For home care, Part A pays 100 percent of the agency's charges, except for durable medical equipment -- like rental of a wheelchair or hospital bed -- provided by the home care agency, for which Part A pays 80 percent.

How can I enroll in Part A?

If at age 65 you meet eligibility requirements, Medicare will automatically enroll you in Part A. Medicare will send you an enrollment card and information two to three months before your 65th birthday.

If you aren't already receiving Social Security or other retirement-related benefits when you turn 65, you can enroll in Medicare Part A at any local Social Security office. If you delay enrolling after you turn 65, your coverage will be retroactive to six months before the month when you do enroll (though not earlier than your 65th birthday). If you're eligible to enroll because of disability rather than reaching age 65, your coverage is retroactive for a year from the date of enrollment .

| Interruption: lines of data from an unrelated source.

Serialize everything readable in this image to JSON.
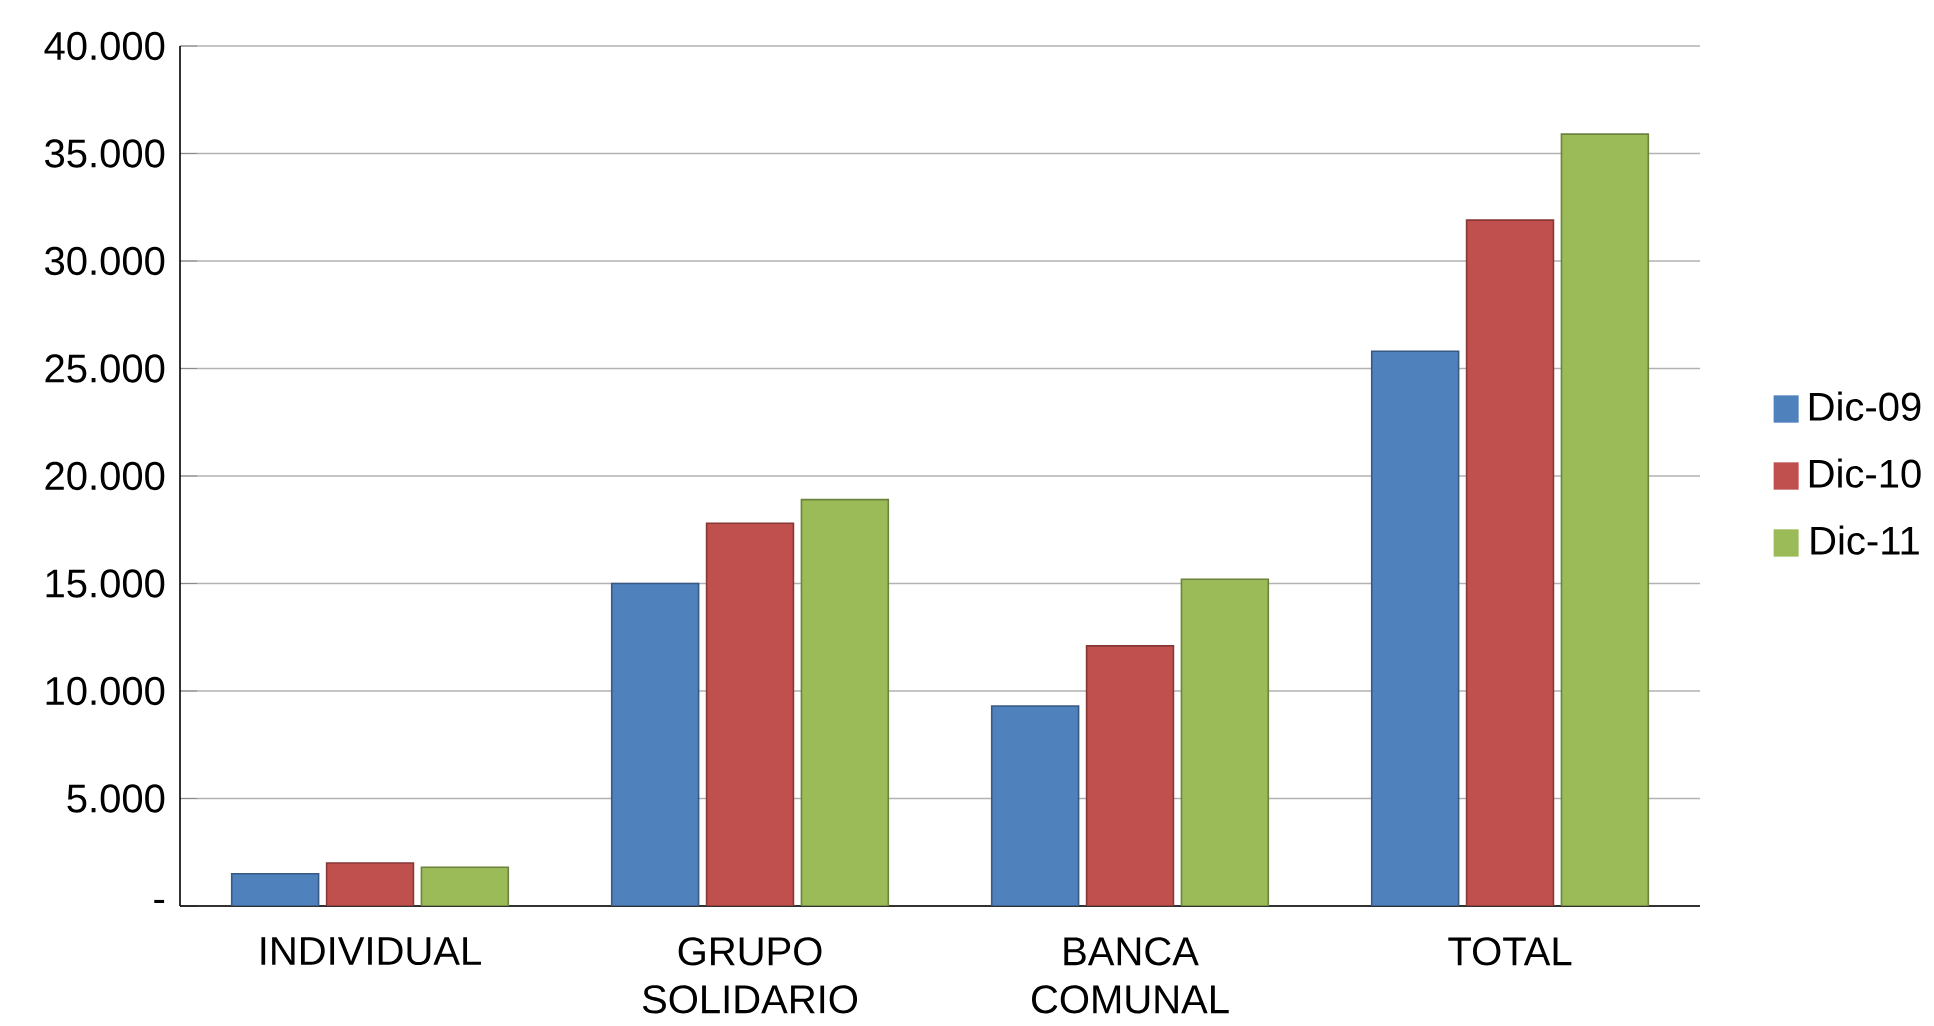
{
  "chart_data": {
    "type": "bar",
    "categories": [
      "INDIVIDUAL",
      "GRUPO SOLIDARIO",
      "BANCA COMUNAL",
      "TOTAL"
    ],
    "series": [
      {
        "name": "Dic-09",
        "color": "#4f81bd",
        "values": [
          1500,
          15000,
          9300,
          25800
        ]
      },
      {
        "name": "Dic-10",
        "color": "#c0504d",
        "values": [
          2000,
          17800,
          12100,
          31900
        ]
      },
      {
        "name": "Dic-11",
        "color": "#9bbb59",
        "values": [
          1800,
          18900,
          15200,
          35900
        ]
      }
    ],
    "ylim": [
      0,
      40000
    ],
    "yticks": [
      {
        "value": 0,
        "label": "-"
      },
      {
        "value": 5000,
        "label": "5.000"
      },
      {
        "value": 10000,
        "label": "10.000"
      },
      {
        "value": 15000,
        "label": "15.000"
      },
      {
        "value": 20000,
        "label": "20.000"
      },
      {
        "value": 25000,
        "label": "25.000"
      },
      {
        "value": 30000,
        "label": "30.000"
      },
      {
        "value": 35000,
        "label": "35.000"
      },
      {
        "value": 40000,
        "label": "40.000"
      }
    ],
    "grid": "y",
    "legend": "right"
  }
}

Where can I find more information?

Medicare Part A is run directly by the federal government's Centers for Medicare and Medicai d Services (CMS), part of the Department of Health and Human Services. Its website provides information about Medicare Part A, and staffers answer questions by phone at the toll-free number, 800-633-4227. If you are already in the hospital, contact the hospital's ombudsman, who's trained in Medicare issues and whose job is to help patients sort out problems.